Just for a Little While - Page 26

He shook his head, rolling his eyes at my snotty remark, refusing to feed into it. This time, no one had to look at me with disappointment—I was disappointed in myself.

“I’m not saying you are. I’m asking you a very mature question. You’ve been so pissed about being forced to be here and pissed over your parents not accepting who you want to be, but have you ever stopped to think about what you do want?”

The situation slipped from my hands. I’d barely held on to it after he called on me, but sitting in a desk with him looming over, asking me questions I didn’t know the answer to left me at a loss. Everything closed in, and all the unimportant things like torturing Will fell away.

One question rattled around, shaking everything else free.

What do you want?

“I—I don’t know. I guess no one has asked me,” I admitted, coming to the realization even as I said the words.

“I’m asking now.”

In that moment, I wanted to stand up and hug him. I wanted to find the old comfort and understanding in his arms like I had before. In that moment, I realized what I’d really been fighting for. It hadn’t been for him to admit he wanted me. He’d already said that. I wanted him to come to me and tell me he missed me. Missed watching tv. Missed coming home to my embrace. Missed laughing with me. Missed just me. Something no one had ever missed before.

In that moment, I let it all go and dropped all pretenses, giving him my honest self like I had before. “I want to travel.”

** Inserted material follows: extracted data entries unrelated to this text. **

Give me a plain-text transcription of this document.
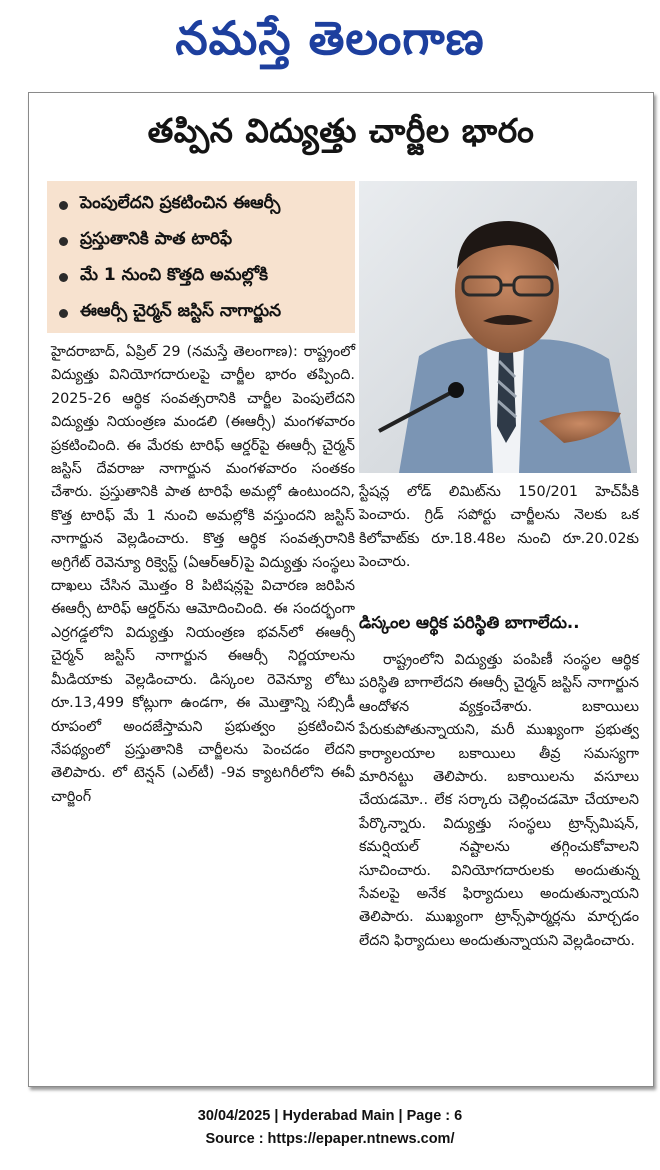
నమస్తే తెలంగాణ
తప్పిన విద్యుత్తు చార్జీల భారం
పెంపులేదని ప్రకటించిన ఈఆర్సీ
ప్రస్తుతానికి పాత టారిఫే
మే 1 నుంచి కొత్తది అమల్లోకి
ఈఆర్సీ చైర్మన్ జస్టిస్ నాగార్జున

హైదరాబాద్, ఏప్రిల్ 29 (నమస్తే తెలంగాణ): రాష్ట్రంలో విద్యుత్తు వినియోగదారులపై చార్జీల భారం తప్పింది. 2025-26 ఆర్థిక సంవత్సరానికి చార్జీల పెంపులేదని విద్యుత్తు నియంత్రణ మండలి (ఈఆర్సీ) మంగళవారం ప్రకటించింది. ఈ మేరకు టారిఫ్ ఆర్డర్‌పై ఈఆర్సీ చైర్మన్ జస్టిస్ దేవరాజు నాగార్జున మంగళవారం సంతకం చేశారు. ప్రస్తుతానికి పాత టారిఫే అమల్లో ఉంటుందని, కొత్త టారిఫ్ మే 1 నుంచి అమల్లోకి వస్తుందని జస్టిస్ నాగార్జున వెల్లడించారు. కొత్త ఆర్థిక సంవత్సరానికి అగ్రిగేట్ రెవెన్యూ రిక్వెస్ట్ (ఏఆర్ఆర్)పై విద్యుత్తు సంస్థలు దాఖలు చేసిన మొత్తం 8 పిటిషన్లపై విచారణ జరిపిన ఈఆర్సీ టారిఫ్ ఆర్డర్‌ను ఆమోదించింది. ఈ సందర్భంగా ఎర్రగడ్డలోని విద్యుత్తు నియంత్రణ భవన్‌లో ఈఆర్సీ చైర్మన్ జస్టిస్ నాగార్జున ఈఆర్సీ నిర్ణయాలను మీడియాకు వెల్లడించారు. డిస్కంల రెవెన్యూ లోటు రూ.13,499 కోట్లుగా ఉండగా, ఈ మొత్తాన్ని సబ్సిడీ రూపంలో అందజేస్తామని ప్రభుత్వం ప్రకటించిన నేపథ్యంలో ప్రస్తుతానికి చార్జీలను పెంచడం లేదని తెలిపారు. లో టెన్షన్ (ఎల్‌టీ) -9వ క్యాటగిరీలోని ఈవీ చార్జింగ్

స్టేషన్ల లోడ్ లిమిట్‌ను 150/201 హెచ్‌పీకి పెంచారు. గ్రిడ్ సపోర్టు చార్జీలను నెలకు ఒక కిలోవాట్‌కు రూ.18.48ల నుంచి రూ.20.02కు పెంచారు.

డిస్కంల ఆర్థిక పరిస్థితి బాగాలేదు..

రాష్ట్రంలోని విద్యుత్తు పంపిణీ సంస్థల ఆర్థిక పరిస్థితి బాగాలేదని ఈఆర్సీ చైర్మన్ జస్టిస్ నాగార్జున ఆందోళన వ్యక్తంచేశారు. బకాయిలు పేరుకుపోతున్నాయని, మరీ ముఖ్యంగా ప్రభుత్వ కార్యాలయాల బకాయిలు తీవ్ర సమస్యగా మారినట్టు తెలిపారు. బకాయిలను వసూలు చేయడమో.. లేక సర్కారు చెల్లించడమో చేయాలని పేర్కొన్నారు. విద్యుత్తు సంస్థలు ట్రాన్స్‌మిషన్, కమర్షియల్ నష్టాలను తగ్గించుకోవాలని సూచించారు. వినియోగదారులకు అందుతున్న సేవలపై అనేక ఫిర్యాదులు అందుతున్నాయని తెలిపారు. ముఖ్యంగా ట్రాన్స్‌ఫార్మర్లను మార్చడం లేదని ఫిర్యాదులు అందుతున్నాయని వెల్లడించారు.

30/04/2025 | Hyderabad Main | Page : 6
Source : https://epaper.ntnews.com/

“I do too, but you can’t just wander around forever aimlessly. Trust me, I tried. You need a plan. If that includes economics, then great. If not, then stop wasting everyone’s time and go talk to your counselor to figure out what your plan does include. Just…stop being so angry and do something about it.”

After his speech, I didn’t have anything left to say. He’d said it all and took the wind out of my sails while he said it. Feeling embarrassed by my actions that brought us here, ashamed of acting like the child I constantly demanded he stop treating me like, I kept quiet. Instead, opting to nod my head, letting him know I heard him, and standing to go.

He gave me a nod of his own. Enough words had been said today, and I think we were both too tired to argue anymore.

My chest ached with each step toward the door. His honesty hurt, but I’d appreciated he’d said it. In his own way, it had been him admitting he cared, and that eased the pain.

“Willem?” I called from the door.

He looked up from where he packed his bag. “Yeah?”

“Thank you.”

“Any time. And not just for a little while. Any time you need me—really need me—I’m here.”

Twelve

Willem

Working on a Saturday wasn’t exactly my top pick on how to spend my weekend, but after the collision after class earlier this week, we’d been avoiding each other. I made sure she knew I could pick her up from work, drive her anywhere she needed to go, or take my car if it was free. But as classes went on, she made friends, and they gave her rides. Hell, as much as she’d been working, she’d be able to buy a car in no time.

I didn’t blame her for avoiding me. Tuesday had been a mess. Hell, all of this was a mess, but my hot spot was work, and she knew it. I’d worked too damn hard to get here to fuck it up. She talked about wanting to make her plans around traveling. Well, economics had been my ticket to travel. It’d been my plan.

Nowhere in that plan included a fiery, stubborn, young woman who challenged me every step of the way.

But I couldn’t stop wondering if maybe it should.

I missed her.

I kind of even missed the way she tortured me at home.

I definitely missed the hugs.

I missed her body. I’d only had it for a few days, but it’d been enough to become ingrained in my identity.

More than her body, I missed her mind—her soul. I missed our talks. The debates and plans for places we still wanted to see.

She’d found a hole I hadn’t known was there and burrowed herself inside me. Before her, it’d been irrelevant, and now, it yawned like a gaping bullet wound I ached for her to wrap her arms around and make better.

She had so much to give—so much to still do. No one had just let her go for it with their full support. She did all her actions and created all her success in defiance. More of a fuck you to everyone she wanted to prove wrong rather than actually making decisions about what she wanted her future to be. I hated how it all played out but remembering her soft thank you at the end was the silver lining.